About 2 000 Kenyans, who subscribed to Smart TV, now have obsolete decoders, after the pay-television provider went bust this week.

The operator, which is owned by Transmex, is the latest casualty in Kenya's pay-TV sector following GTV, which closed shop in 2009, owing to financial pressures. Problems have plagued Smart TV ever since the operator started its Kenyan business.

Local media houses sued the operator last year for not paying licence fees to broadcast their channels and content. Smart TV won the case. However, its sales, following the verdict, became sluggish.

Subsequently, the pay-TV service made the mistake of adopting digital video broadcasting-terrestrial (DVB-T1) technology instead of DVB-T2, which has superior picture quality and is to be adopted as the set-box standard for Kenya later this year.

Transmex's partner, Swedish investor Next Generation Broadcasting (NGB), also withdrew its support for Smart TV last year to explore opportunities in South America and China.

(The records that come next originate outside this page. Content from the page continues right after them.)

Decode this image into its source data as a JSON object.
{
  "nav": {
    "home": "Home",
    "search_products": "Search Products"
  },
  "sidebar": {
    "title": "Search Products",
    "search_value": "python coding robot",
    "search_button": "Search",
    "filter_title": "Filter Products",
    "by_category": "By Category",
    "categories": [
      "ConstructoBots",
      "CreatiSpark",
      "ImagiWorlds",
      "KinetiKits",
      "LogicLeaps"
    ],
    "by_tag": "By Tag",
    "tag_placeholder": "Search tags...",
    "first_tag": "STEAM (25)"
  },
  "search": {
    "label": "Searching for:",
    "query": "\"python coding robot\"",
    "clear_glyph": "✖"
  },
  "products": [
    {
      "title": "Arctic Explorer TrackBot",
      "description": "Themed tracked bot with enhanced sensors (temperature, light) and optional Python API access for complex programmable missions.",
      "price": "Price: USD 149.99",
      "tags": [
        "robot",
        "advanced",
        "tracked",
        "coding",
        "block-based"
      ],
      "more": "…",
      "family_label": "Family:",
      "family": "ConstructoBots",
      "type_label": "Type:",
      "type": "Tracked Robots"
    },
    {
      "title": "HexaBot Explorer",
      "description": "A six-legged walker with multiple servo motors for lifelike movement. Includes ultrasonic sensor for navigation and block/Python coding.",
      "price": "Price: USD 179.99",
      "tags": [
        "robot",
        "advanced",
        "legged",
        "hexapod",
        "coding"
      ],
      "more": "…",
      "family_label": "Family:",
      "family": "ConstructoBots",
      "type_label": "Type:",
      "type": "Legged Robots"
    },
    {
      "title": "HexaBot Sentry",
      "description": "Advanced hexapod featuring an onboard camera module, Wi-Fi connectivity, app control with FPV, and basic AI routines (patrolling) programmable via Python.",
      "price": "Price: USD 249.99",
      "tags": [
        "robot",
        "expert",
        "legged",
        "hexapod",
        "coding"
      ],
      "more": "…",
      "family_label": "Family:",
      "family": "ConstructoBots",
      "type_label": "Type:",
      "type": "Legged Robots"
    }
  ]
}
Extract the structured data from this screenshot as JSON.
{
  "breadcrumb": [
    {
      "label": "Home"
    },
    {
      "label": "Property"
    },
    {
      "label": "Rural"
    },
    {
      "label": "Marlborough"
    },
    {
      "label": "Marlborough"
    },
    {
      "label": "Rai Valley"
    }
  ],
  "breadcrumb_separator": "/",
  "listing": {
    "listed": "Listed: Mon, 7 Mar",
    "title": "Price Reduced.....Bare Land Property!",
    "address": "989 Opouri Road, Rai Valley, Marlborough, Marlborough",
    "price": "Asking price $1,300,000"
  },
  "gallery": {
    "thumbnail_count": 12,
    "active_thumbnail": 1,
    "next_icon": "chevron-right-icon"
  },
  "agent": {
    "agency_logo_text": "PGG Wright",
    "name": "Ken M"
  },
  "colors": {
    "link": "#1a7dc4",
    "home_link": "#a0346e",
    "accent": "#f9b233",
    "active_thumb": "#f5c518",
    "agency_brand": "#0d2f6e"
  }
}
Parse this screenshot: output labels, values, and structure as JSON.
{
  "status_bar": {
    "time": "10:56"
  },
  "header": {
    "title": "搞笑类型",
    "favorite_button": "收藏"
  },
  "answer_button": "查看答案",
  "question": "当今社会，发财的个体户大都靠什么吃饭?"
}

Now, Smart TV's closure has left the company with debt of more than $1.2 million, according to Web site Advanced Television.

“We have closed shop and are currently shopping for an international investor following the exit of the Swedish investors - Next Generation Broadcasting (NGB) - which has put us into financial constraints,” said Mohammed Nyaoga, chairman of Transmex, in a statement.

Smart TV's collapse leaves only two pay-TV operators in the country, South African-owned DStv, which has 124 000 subscribers; and Wananchi, which has 20 000, according to research by Informa Telecoms & Media.

“Kenya's growing middle class and its rapidly-developing and liberalising telecoms and media environment create potential opportunities for pay-TV services. But it is also clearly a tough market in which to succeed,” says Matthew Reed, a Middle East and Africa analyst for Informa Telecoms & Media.